Послание Президента РФ Федеральному Собранию 2006 г. обозначило рубикон перехода от либеральной политики вертикального контракта (Аузан 2006) и минимизации роли государства в решении вопросов семьи и родитель-ства конца 1990-х — начала 2000-х гг. к государственному патронату частной сферы (Путин 2006).
Экстренное повышение рождаемости было признано приоритетной задачей, обеспечивающей национальную безопасность страны и «сбережение народа», а семейная политика сведена к проблеме деторождения (Концепция демографической политики...).
Побуждение к репродукции стимулировалось государством с помощью мер преимущественно материального характера, сконцентрированных на поддержке беременности и родов (оплата декретных отпусков, разовые выплаты при рождении ребенка, материнский капитал) и воспитании ребенка до 1,5 лет (ежемесячные пособия по уходу за ребенком). Эти чисто экономические инструменты слабо коррелировали с природой трансформации родительского поведения и падением рождаемости в России. В результате финансовые вливания давали лишь календарный рост рождаемости, ускоряя реализацию запланированных ранее рождений, и не могли поднять общий уровень рождаемости, связанный с рождаемостью реальных поколений, которые в ближайшей перспективе будут демонстрировать спад из-за вступления в детородный возраст малочисленного поколения россиян 1990-х гг. (Захаров 2012)*.

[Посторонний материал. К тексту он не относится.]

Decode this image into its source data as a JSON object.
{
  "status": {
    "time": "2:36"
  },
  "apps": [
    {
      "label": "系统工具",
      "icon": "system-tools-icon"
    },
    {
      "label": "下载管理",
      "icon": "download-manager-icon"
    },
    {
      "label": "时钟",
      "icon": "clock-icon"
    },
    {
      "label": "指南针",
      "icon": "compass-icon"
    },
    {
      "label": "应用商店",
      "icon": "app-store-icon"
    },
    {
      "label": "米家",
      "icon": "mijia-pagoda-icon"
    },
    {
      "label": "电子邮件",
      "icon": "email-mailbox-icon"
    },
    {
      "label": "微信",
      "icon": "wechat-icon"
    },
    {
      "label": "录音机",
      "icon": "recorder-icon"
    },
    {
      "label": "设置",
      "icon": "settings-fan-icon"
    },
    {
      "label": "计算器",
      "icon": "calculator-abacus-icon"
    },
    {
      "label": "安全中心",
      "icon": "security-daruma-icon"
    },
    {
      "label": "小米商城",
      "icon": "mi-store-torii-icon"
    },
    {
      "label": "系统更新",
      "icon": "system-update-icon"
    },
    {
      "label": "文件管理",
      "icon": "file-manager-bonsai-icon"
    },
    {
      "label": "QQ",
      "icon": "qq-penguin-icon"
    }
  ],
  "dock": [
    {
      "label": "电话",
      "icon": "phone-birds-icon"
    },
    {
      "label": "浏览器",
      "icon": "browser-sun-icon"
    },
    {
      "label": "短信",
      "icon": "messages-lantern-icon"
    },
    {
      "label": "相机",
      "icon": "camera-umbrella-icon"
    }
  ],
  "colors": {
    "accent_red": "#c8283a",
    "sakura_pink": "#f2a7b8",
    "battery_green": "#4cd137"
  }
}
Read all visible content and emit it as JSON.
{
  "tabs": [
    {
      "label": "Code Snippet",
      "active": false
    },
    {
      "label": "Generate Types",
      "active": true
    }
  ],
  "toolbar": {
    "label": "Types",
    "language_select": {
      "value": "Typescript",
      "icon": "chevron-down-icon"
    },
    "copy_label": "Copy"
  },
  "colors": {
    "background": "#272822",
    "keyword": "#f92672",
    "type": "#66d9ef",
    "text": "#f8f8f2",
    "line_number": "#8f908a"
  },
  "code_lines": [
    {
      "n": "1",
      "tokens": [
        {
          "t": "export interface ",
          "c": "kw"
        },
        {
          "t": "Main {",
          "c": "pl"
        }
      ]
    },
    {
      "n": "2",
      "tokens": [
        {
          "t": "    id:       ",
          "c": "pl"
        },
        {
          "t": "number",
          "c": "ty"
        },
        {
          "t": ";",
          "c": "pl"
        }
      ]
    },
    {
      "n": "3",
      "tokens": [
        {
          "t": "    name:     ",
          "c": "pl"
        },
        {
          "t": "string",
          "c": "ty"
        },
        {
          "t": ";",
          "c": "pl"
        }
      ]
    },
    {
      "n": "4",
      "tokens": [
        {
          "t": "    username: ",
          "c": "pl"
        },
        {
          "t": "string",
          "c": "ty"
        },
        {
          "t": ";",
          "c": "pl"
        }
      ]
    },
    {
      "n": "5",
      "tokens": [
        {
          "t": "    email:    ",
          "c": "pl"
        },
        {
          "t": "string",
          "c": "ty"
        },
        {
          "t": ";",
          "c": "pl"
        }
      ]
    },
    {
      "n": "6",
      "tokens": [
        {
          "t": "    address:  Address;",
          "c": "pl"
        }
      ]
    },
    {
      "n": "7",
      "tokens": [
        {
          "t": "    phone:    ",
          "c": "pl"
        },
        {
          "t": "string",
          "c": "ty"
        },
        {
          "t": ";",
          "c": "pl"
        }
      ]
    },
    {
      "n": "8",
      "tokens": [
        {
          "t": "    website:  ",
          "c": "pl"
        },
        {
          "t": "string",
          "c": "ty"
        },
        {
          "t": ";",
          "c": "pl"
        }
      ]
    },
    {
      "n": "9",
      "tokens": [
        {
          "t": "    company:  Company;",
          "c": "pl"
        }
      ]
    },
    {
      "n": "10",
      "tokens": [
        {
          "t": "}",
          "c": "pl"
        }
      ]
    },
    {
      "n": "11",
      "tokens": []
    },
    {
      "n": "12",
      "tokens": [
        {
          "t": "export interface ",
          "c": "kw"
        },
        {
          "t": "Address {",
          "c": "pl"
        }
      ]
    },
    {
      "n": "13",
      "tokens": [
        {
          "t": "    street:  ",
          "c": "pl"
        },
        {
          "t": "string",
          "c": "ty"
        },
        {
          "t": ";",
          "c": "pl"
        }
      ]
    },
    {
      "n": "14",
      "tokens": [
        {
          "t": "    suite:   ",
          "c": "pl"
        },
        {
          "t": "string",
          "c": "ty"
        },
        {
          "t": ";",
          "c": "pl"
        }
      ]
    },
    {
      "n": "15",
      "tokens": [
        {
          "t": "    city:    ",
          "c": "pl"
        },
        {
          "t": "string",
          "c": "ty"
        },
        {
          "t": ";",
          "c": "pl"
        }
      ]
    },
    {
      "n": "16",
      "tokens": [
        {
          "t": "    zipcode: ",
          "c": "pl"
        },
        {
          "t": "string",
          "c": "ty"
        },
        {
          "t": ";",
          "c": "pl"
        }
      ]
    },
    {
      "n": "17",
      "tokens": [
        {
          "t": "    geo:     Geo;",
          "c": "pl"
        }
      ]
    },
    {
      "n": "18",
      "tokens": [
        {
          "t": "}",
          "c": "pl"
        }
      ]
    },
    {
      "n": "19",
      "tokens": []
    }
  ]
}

Для долгосрочного увеличения рождаемости более продуктивным (если говорить о внутренних ресурсах страны) является изменение репродуктивных установок населения (потребности в детях). Но сравнение результатов двух волн обследования РиДМиЖ** 2007 и 2011 гг. продемонстрировало устойчивость этих установок (двухдетный идеал) (Захаров 2012). Пронатализм явно демонстрировал свою неэффективность. Семейная политика, нацеленная на инструментальное использование людей как биологических механизмов спасения нации, создавала своего рода клиентелу, где родители превращались в пассивных потребителей предоставляемых государством услуг. Вполне закономерной реакцией на откровенный прагматизм государства стала рационализация поведения пап и мам и широкое распространение «тактик слабых» (De Certeau 1984) — использование в своих интересах «правил игры», навязываемых государством — получить «премию за скорость», не меняя в целом своих индивидуальных потребностей в детях. В результате во властной элите начало формироваться осознание того, что одними материальными поддержками битву за рождаемость не выиграть.
* Низкая эффективность воздействия денежных субсидий на рождаемость является не «российским» исключением, а скорее правилом, подтвержденным мировым опытом. Так, лонгитюдное исследование, проводимое по данным, собранным в 11 развитых странах мира, показывает, что даже 25% увеличение денежных пособий приводит к повышению рождаемости лишь на 0,007 ребенка на одну женщину (Б1апсЬе1 1994).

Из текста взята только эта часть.